Novak told the council multiple local firefighters attended a national conference in January during which an entire day was devoted to a cancer summit. Those men, he said, are working to help rewrite the Michigan City Fire Department’s standard operating procedures based on what they learned.

He noted that cancer is the cause of death in 56 percent of cases in which a person dies as a result of having worked as a firefighter.

“Being a firefighter is absolutely the hands-down best job in the world,” Novak said. “We signed on to do a lot of things: Drive fire engines, run into burning buildings, save people’s lives. But we didn’t sign on to get cancer.”

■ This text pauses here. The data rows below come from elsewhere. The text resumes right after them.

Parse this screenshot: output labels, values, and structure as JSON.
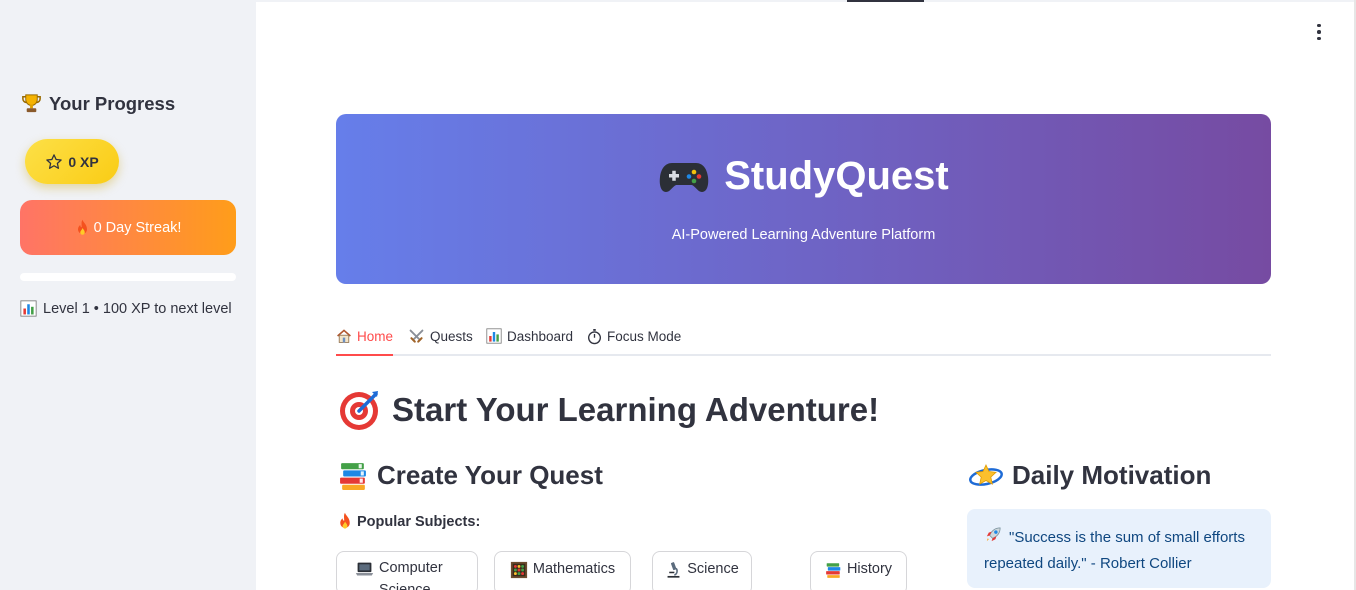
{
  "sidebar": {
    "title": "Your Progress",
    "title_icon": "trophy-icon",
    "xp_label": "0 XP",
    "xp_icon": "star-icon",
    "streak_label": "0 Day Streak!",
    "streak_icon": "fire-icon",
    "level_progress": 0.0,
    "level_text": "Level 1 • 100 XP to next level",
    "level_icon": "bar-chart-icon"
  },
  "hero": {
    "icon": "gamepad-icon",
    "title": "StudyQuest",
    "subtitle": "AI-Powered Learning Adventure Platform",
    "gradient_start": "#667eea",
    "gradient_end": "#764ba2"
  },
  "tabs": [
    {
      "label": "Home",
      "icon": "house-icon",
      "active": true
    },
    {
      "label": "Quests",
      "icon": "crossed-swords-icon",
      "active": false
    },
    {
      "label": "Dashboard",
      "icon": "bar-chart-icon",
      "active": false
    },
    {
      "label": "Focus Mode",
      "icon": "stopwatch-icon",
      "active": false
    }
  ],
  "main": {
    "heading": "Start Your Learning Adventure!",
    "heading_icon": "target-icon",
    "create_heading": "Create Your Quest",
    "create_icon": "books-icon",
    "popular_label": "Popular Subjects:",
    "popular_icon": "fire-icon",
    "subjects": [
      {
        "label": "Computer Science",
        "icon": "laptop-icon"
      },
      {
        "label": "Mathematics",
        "icon": "abacus-icon"
      },
      {
        "label": "Science",
        "icon": "microscope-icon"
      },
      {
        "label": "History",
        "icon": "books-icon"
      }
    ]
  },
  "motivation": {
    "heading": "Daily Motivation",
    "heading_icon": "dizzy-star-icon",
    "quote_icon": "rocket-icon",
    "quote": "\"Success is the sum of small efforts repeated daily.\" - Robert Collier"
  },
  "colors": {
    "accent": "#ff4b4b",
    "sidebar_bg": "#f0f2f6",
    "xp_yellow": "#fde047",
    "streak_start": "#ff7466",
    "streak_end": "#ff9d1a",
    "quote_bg": "#e8f1fc",
    "quote_text": "#0f4780"
  }
}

Shortly after Novak’s presentation on April 3, Councilman Ron Hamilton introduced an ordinance on first reading that, if approved, will appropriate $99,630 from the Cumulative Capital Development Fund to pay for new equipment for the MCFD:

n 12 complete sets of Fire Dex Tec/Gen 71 turnout gear (coat, pants and suspenders), helmets, gloves and boots for the six new-hire firefighters who will join the department this summer – $36,000

n 168 Gore or Nomax particulate hoods, allowing each of the 84 firefighters one hood to use and one to have as a backup – $21,000

n 6 G1 4500 psi SCBA air packs with ITIC and face pieces – $32,670

n 12 4500 psi 45-minute low-profile cylinders – $9,960

Novak said the purpose of the new equipment is “to keep our firefighters safe, help them to live longer and keep being able to do what they do.”

The council will hold a public hearing on the matter at their April 17 meeting at 6:30 p.m. in the Common Council Chambers at City Hall, 100 E. Michigan Blvd.

They will vote on whether to approve the ordinance at their May 1 meeting.